Walka rozumu z sercem... to nierówna walka. Czy ból zniknie, kiedy rozum wygra? Nie sądzę. Jedyne co można (wg mnie) - dokonać wyboru (tak lub nie) i wg niego żyć, a każdy ból kiedyś się kończy... lub co najmniej staje się znośny.

:kwiatek2:
Avatar użytkownika
ewka
 
Posty: 10447
Dołączył(a): 4 maja 2007, o 18:16

Postprzez julieprescott » 22 sie 2008, o 23:51

Dzięki Ewka :) czytałam już wiele Twoich postów i prawde mówiąc liczyłam po cichutku na Twoją odpowiedz :)
Włąsnie ta decyzja jest najtrudniejsza...i poki co wydaje mie sie, że jesli z nim skoncze to...pęknie mi serce!
julieprescott
 
Posty: 7
Dołączył(a): 19 sie 2008, o 21:35

Postprzez ewka » 22 sie 2008, o 23:58

Kochana... serca tak szybko nie pękają;) Gdyby - nie mielibyśmy bezrobocia;) A serio... już czujesz niekomfort i już Cię boli - no bo takie układy są bolesne, niestety. Jeśli zechcesz trwać w tym dalej, to na ten stan raczej jesteś skazana jakby z marszu. Jeśli nie zechcesz trwać... Twój stan (bolesny) trwał będzie jakiś czas, potem osłabnie i (być może) zniknie lub zostawi na zawsze jakiś tam ślad, który NIE MUSI przeszkadzać w ułożeniu sobie normalnego związku.
Avatar użytkownika
ewka
 
Posty: 10447
Dołączył(a): 4 maja 2007, o 18:16

Postprzez julieprescott » 23 sie 2008, o 00:03

A jak poradzić sobie z myslami,że COS takiego i KOGOS takiego nigdy juz nie spotkam??? wiem,ze inne nie znaczy gorsze...ale juz zawsze bedzie inne...
Wiem,ze masz rację... trwanie w tym jest bolesne... wiem tez, że podjecie decyzji o zakonczeniu jest tylko kwestia czasu...a im dluzej tym trudniej...
julieprescott
 
Posty: 7
Dołączył(a): 19 sie 2008, o 21:35

Postprzez ewka » 23 sie 2008, o 00:07

julieprescott napisał(a):A jak poradzić sobie z myslami,że COS takiego i KOGOS takiego nigdy juz nie spotkam???

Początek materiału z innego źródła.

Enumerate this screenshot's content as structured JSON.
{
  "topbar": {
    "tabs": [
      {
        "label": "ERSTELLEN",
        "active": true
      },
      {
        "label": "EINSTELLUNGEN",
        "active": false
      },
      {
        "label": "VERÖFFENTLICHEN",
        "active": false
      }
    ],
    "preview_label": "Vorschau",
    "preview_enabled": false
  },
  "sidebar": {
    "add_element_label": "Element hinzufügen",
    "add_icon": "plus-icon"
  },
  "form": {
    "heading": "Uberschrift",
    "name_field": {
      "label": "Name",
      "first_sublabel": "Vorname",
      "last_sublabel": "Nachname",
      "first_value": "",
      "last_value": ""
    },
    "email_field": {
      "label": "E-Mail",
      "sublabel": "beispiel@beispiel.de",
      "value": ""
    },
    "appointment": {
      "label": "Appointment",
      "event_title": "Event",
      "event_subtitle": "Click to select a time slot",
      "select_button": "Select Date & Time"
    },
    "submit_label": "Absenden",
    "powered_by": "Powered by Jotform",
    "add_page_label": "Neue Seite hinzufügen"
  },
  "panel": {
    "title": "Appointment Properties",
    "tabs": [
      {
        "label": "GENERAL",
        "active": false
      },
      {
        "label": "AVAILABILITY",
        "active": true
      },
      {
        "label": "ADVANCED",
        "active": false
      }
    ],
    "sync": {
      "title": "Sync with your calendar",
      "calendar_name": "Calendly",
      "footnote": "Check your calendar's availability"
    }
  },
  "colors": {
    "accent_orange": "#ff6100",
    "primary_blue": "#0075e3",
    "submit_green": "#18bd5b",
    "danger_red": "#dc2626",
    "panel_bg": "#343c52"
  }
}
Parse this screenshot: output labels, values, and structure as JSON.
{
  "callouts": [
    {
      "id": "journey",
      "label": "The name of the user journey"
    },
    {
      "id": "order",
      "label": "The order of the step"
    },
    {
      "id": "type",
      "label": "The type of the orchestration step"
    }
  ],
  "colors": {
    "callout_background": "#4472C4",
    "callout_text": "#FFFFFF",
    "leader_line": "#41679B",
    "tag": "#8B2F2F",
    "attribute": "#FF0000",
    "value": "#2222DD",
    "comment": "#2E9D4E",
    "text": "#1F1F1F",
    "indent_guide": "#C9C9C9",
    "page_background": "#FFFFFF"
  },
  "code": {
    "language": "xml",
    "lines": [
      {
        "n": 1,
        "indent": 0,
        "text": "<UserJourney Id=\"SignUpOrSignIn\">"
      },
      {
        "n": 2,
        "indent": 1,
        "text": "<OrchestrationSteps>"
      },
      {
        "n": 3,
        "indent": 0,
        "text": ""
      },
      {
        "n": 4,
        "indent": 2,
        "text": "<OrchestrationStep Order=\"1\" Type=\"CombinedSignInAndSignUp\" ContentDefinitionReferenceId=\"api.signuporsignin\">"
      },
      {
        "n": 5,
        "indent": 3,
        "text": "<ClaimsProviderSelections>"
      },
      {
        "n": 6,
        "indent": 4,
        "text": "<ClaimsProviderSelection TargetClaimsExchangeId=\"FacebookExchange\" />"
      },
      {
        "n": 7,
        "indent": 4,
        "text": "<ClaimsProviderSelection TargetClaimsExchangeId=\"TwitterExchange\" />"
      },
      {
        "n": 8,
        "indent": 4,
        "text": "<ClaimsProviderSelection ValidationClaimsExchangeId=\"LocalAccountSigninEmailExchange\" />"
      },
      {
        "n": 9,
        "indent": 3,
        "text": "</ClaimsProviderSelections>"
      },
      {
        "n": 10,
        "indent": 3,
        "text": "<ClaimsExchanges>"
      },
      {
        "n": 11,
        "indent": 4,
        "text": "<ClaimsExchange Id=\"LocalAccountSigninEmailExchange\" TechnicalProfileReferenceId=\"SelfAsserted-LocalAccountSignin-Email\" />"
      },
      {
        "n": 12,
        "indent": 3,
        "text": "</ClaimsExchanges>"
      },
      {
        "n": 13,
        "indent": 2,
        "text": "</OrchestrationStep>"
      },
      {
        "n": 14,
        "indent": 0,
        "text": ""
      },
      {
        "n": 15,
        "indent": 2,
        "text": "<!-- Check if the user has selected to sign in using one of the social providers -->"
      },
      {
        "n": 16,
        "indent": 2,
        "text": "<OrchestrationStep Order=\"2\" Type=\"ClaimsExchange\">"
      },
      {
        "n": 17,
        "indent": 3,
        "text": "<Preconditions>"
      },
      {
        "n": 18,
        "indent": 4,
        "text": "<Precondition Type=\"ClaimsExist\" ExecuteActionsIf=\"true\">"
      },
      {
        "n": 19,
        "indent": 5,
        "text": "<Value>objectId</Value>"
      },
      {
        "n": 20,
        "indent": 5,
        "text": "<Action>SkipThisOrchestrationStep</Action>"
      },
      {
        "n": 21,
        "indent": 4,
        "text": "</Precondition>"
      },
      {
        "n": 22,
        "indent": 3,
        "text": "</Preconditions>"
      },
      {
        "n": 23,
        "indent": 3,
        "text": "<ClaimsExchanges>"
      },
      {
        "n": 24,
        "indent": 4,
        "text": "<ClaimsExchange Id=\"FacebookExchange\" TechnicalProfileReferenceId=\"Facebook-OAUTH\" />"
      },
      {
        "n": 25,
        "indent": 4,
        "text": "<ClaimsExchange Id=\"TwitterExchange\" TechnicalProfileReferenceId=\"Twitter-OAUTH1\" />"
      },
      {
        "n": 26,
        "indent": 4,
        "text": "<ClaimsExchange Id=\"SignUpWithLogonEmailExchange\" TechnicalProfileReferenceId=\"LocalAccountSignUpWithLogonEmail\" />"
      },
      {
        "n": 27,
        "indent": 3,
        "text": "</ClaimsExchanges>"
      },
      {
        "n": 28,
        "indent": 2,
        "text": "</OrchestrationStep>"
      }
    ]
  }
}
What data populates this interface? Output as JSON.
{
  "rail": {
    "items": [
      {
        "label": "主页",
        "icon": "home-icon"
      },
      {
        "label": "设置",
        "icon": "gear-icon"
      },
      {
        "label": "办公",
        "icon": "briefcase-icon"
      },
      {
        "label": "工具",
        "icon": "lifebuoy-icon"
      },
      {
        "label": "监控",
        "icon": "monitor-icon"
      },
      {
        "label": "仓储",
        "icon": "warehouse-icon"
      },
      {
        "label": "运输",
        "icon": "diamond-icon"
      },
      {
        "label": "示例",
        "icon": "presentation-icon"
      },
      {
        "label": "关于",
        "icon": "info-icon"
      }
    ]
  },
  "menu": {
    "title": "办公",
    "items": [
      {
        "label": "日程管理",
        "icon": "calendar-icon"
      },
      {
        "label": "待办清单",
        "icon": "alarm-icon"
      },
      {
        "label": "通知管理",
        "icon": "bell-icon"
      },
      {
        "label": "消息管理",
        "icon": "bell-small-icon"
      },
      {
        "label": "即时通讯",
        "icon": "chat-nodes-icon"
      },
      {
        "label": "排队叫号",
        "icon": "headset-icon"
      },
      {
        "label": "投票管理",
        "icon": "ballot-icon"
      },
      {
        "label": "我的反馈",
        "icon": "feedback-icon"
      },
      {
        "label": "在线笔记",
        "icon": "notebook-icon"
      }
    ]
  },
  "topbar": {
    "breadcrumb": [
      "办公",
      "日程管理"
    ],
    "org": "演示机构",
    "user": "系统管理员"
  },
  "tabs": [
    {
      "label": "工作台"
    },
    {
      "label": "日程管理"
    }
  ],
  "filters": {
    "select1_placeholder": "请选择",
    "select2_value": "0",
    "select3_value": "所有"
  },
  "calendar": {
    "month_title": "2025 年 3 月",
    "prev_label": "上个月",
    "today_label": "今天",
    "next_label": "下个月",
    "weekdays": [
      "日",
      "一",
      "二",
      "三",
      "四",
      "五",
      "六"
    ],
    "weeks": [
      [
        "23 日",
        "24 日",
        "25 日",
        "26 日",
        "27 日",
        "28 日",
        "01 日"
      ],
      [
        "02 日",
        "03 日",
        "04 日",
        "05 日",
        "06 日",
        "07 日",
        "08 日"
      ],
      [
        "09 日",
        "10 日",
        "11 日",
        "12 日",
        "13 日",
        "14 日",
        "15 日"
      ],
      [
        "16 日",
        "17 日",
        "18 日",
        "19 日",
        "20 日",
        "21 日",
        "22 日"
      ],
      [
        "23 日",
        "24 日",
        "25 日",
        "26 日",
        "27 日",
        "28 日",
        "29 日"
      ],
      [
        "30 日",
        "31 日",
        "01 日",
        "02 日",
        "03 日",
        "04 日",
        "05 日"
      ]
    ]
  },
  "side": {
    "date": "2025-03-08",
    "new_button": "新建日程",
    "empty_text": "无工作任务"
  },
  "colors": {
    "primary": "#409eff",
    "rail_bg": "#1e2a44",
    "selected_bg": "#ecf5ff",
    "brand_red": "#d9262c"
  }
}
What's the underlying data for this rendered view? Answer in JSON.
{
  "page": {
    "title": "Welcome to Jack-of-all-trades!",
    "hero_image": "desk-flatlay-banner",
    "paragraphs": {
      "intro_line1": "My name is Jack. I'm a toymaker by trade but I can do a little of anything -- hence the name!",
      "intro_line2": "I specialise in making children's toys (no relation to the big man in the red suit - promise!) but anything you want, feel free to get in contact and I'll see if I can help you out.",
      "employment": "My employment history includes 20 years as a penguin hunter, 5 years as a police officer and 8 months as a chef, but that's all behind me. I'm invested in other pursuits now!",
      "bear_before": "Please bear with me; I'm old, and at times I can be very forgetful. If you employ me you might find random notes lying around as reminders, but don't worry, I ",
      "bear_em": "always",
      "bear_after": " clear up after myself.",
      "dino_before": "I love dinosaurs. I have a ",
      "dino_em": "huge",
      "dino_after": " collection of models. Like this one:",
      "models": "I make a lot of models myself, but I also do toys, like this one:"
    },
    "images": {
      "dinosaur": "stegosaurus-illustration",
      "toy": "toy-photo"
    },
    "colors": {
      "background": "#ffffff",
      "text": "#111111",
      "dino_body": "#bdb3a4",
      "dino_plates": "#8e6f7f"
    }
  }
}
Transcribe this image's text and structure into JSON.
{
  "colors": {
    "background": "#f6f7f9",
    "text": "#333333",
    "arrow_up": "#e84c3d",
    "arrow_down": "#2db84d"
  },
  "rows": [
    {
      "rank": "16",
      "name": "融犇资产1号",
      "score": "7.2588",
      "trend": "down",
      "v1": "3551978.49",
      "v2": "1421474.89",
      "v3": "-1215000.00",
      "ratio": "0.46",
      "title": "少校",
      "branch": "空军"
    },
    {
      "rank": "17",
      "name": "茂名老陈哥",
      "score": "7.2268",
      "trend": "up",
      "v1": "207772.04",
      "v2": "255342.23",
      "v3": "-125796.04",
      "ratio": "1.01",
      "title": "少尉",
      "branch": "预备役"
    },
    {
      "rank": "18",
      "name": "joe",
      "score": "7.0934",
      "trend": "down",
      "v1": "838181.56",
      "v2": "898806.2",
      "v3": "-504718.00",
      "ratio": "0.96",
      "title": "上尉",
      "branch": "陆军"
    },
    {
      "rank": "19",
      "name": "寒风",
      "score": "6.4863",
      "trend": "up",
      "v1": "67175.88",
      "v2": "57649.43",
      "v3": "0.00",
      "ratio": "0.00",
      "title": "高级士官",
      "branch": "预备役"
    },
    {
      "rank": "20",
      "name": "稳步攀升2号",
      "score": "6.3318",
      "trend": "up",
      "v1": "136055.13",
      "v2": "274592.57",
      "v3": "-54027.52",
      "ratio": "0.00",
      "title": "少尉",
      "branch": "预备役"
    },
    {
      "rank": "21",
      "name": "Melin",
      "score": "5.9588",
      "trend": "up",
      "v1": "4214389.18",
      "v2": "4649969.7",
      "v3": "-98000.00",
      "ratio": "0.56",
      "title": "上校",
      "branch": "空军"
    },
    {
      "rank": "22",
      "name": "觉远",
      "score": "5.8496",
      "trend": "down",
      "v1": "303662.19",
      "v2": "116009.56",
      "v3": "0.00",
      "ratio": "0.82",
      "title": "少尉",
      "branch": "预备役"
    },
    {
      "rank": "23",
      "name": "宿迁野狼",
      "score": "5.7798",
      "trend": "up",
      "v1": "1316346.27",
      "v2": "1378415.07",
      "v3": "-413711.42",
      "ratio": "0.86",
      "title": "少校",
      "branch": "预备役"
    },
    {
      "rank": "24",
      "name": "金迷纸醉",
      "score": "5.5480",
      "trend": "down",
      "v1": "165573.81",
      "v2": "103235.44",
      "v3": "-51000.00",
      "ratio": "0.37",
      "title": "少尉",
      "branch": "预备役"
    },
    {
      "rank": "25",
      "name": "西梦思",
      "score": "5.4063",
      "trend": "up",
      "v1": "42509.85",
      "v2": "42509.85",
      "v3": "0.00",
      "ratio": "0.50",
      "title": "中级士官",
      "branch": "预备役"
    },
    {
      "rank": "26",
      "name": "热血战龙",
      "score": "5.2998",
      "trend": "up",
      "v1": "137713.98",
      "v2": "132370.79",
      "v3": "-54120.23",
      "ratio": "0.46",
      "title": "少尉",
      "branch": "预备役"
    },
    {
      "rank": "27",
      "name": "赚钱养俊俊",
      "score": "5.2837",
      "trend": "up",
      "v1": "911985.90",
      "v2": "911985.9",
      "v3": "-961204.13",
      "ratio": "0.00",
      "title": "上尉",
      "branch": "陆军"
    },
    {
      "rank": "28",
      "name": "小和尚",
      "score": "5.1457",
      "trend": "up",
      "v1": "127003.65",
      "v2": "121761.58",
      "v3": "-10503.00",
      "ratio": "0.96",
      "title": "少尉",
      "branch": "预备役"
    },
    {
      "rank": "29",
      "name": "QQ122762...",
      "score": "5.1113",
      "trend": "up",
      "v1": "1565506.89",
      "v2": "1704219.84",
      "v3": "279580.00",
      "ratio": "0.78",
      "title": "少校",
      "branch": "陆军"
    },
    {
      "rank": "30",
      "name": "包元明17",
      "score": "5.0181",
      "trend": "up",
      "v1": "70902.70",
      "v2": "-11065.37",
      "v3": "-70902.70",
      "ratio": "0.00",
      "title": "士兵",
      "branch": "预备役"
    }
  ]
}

Oczywiście, że takiego jak on nie spotkasz... chyba, że ma bliźniaka;))
A COŚ takiego? Hmm... a co dobrego i pięknego w TYM widzisz? Jeśli jest dobre i piękne - dlaczego cierpisz???
Avatar użytkownika
ewka
 
Posty: 10447
Dołączył(a): 4 maja 2007, o 18:16

Postprzez agik » 23 sie 2008, o 00:15

Witaj!!!
Po pierwsze- ani Ty pierwsza, ani ostatnia
Po drugie- Zerknij w temat Kropelki- na forum dyskusyjnym,(podejrzewam, zę temat "Zero kontaktów. Jakichkolwiek" na tym forum przestudiowałas dogłebnie)

Po trzecie- trochę poboli i przestanie. Tak jak z zębem. Nikt nie lubi chodzić do dentysty, ale wiele osób rozumie, ze to konieczne.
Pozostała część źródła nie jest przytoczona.